Neither one was sincere, and this confirms that in order to achieve power, a lack of sincerity is indispensable.
“Valentín Pedro Carrera was elected on a corpse.”
“Nothing new, Maestro,” I interrupted. “It was the rule in Mexico: Huerta kills Madero, Carranza overthrows Huerta, Obregón eliminates Carranza, Carranza ascends on the corpse of Obregón, etcetera,” I repeated like a parakeet.
“A bloodless etcetera: the principle of nonreelection saves us from succession by assassination, though not from ungrateful successions of heirs who in the end owe power to their predecessor.” Sanginés finally tasted his cold consommé.
“The obligation to liquidate the predecessor who gave power to his successor,” I completed the thought.
“Rules of the Hereditary Republic.”
Sanginés smiled before continuing, having tasted with that spoonful my elementary political knowledge due, as you all know, to the secret information Antigua Concepción gave me in a nameless graveyard.
Many jokes were made about the presidential couple. Doña Clara loves the president and the president loves himself. They have that in common. And the black humor was profitable. In La Merced they sold dolls of the president run through with pins by his wife, with the legend: You die first.
Which is what really happened. Without the amulet of his dying wife, and as the memory of Clara Carranza, the martyr of Los Pinos, and the concomitant sorrow of Valentín Pedro Carrera began to fade, he was left without h
is saving grace, which consisted of living through the agony of waiting. At times you could say the president would have wanted to live the agony of Doña Clarita himself, make certain she continued to suffer, continued to serve him politically and not constantly threaten him:
“Valentín Pedro, I’m going to kill myself!”

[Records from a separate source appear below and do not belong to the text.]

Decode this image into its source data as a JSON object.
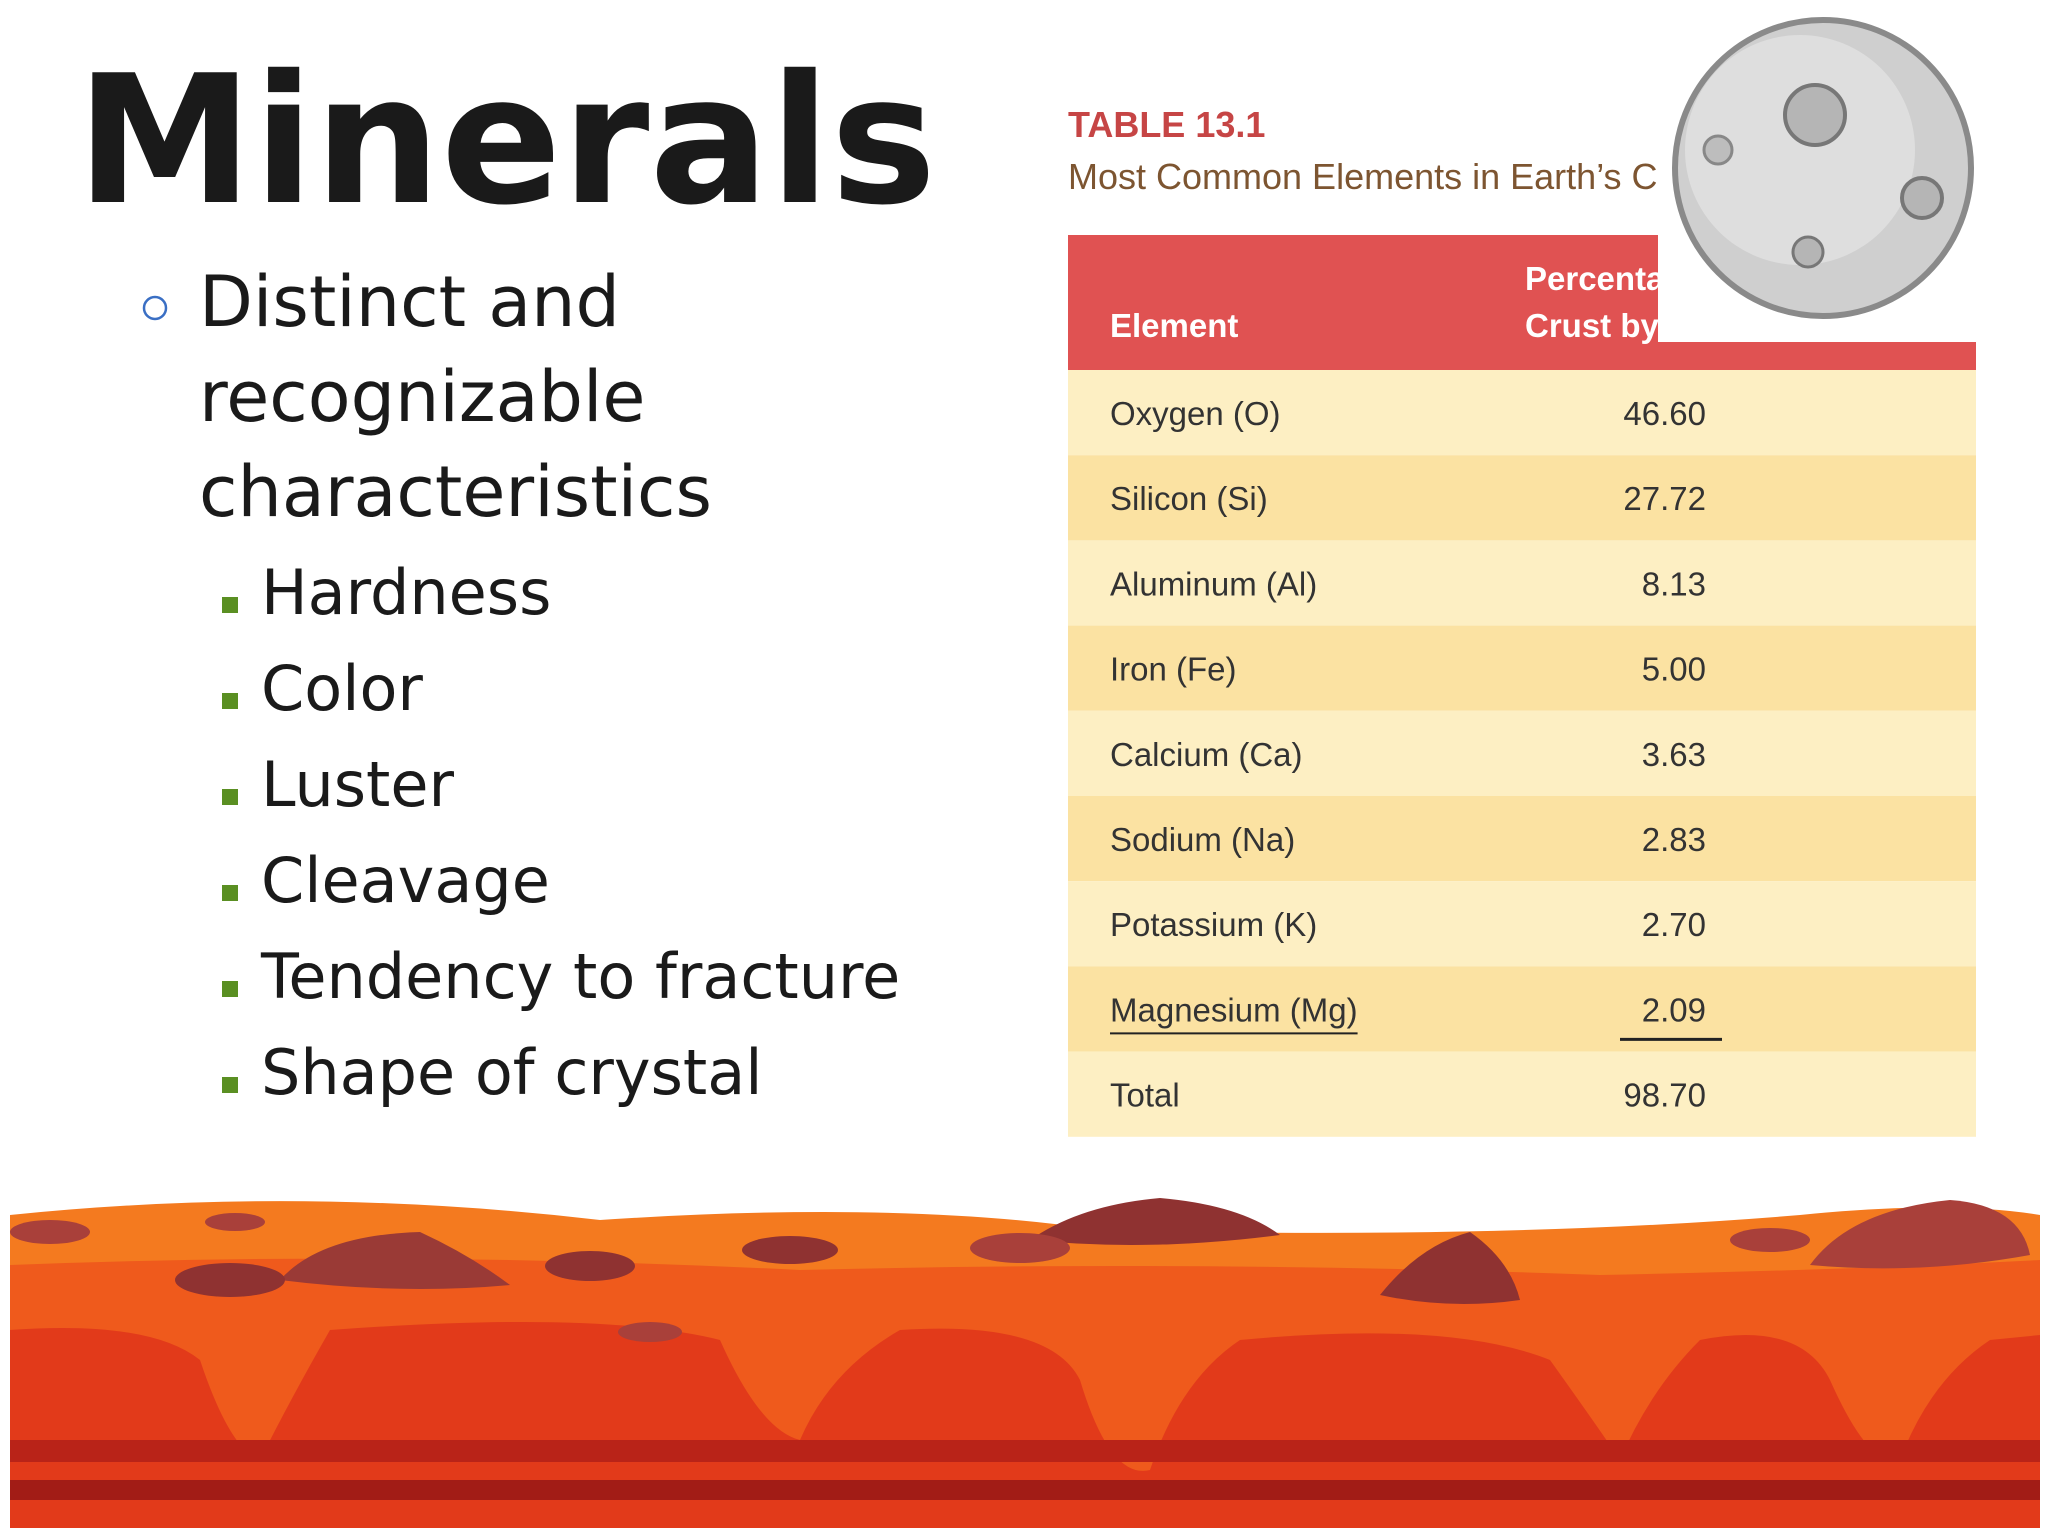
{
  "title": "Minerals",
  "bullet": {
    "lines": [
      "Distinct and",
      "recognizable",
      "characteristics"
    ],
    "sub_bullets": [
      "Hardness",
      "Color",
      "Luster",
      "Cleavage",
      "Tendency to fracture",
      "Shape of crystal"
    ]
  },
  "table": {
    "caption": "TABLE 13.1",
    "title": "Most Common Elements in Earth’s Crus",
    "header": {
      "element": "Element",
      "percentage_lines": [
        "Percentag",
        "Crust by"
      ]
    },
    "rows": [
      [
        "Oxygen (O)",
        "46.60"
      ],
      [
        "Silicon (Si)",
        "27.72"
      ],
      [
        "Aluminum (Al)",
        "8.13"
      ],
      [
        "Iron (Fe)",
        "5.00"
      ],
      [
        "Calcium (Ca)",
        "3.63"
      ],
      [
        "Sodium (Na)",
        "2.83"
      ],
      [
        "Potassium (K)",
        "2.70"
      ],
      [
        "Magnesium (Mg)",
        "2.09"
      ],
      [
        "Total",
        "98.70"
      ]
    ]
  }
}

“Why, my love, what for …”
“The fact,” Sanginés continued, putting aside the consommé, “is that the weaknesses of Valentín Pedro Carrera wasted no time in appearing, like cracks in a wall of sand. Issues came up that required the decision of the executive. Promulgating and executing laws. Appointing officials. Naming army officers. Conducting foreign policy. Granting pardons and privileges and authorizing exemptions and import duties. Carrera let them slide. At most, he passed them on to his ministers of state. When he didn’t, the ministers acted in his name. At times what one minister did contradicted what another said, or vice versa.”
“We’re negotiating.”
“Enough negotiations. We must be firm.”
“We have an agreement with the union.”
“Enough coddling of the union.”
“Oil is a possession of the state.”
“Oil has to be opened to private initiative.”
“The state is the philanthropic ogre.”
“Private initiative lacks initiative.”
“There will be a highway from Papasquiaro to Tangamandapio.”
“Let them travel by burro.”
“Let us collaborate with our good neighbors.”
“They’re the neighbors. We’re the good ones.”
“Between Mexico and the United States, the desert.”
The truth, Sanginés continued, is that the president made the mistake of forming a cabinet composed only of friends or people of his generation. This formula had fatal results. Friends became enemies, each one protecting his small plot of power. The generational idea did not always get along with the functional one. Being from a generation is not a virtue: it is a date. And you don’t play with dates, because none possesses intrinsic virtues beyond its presence—no matter how fleeting—on the calendar.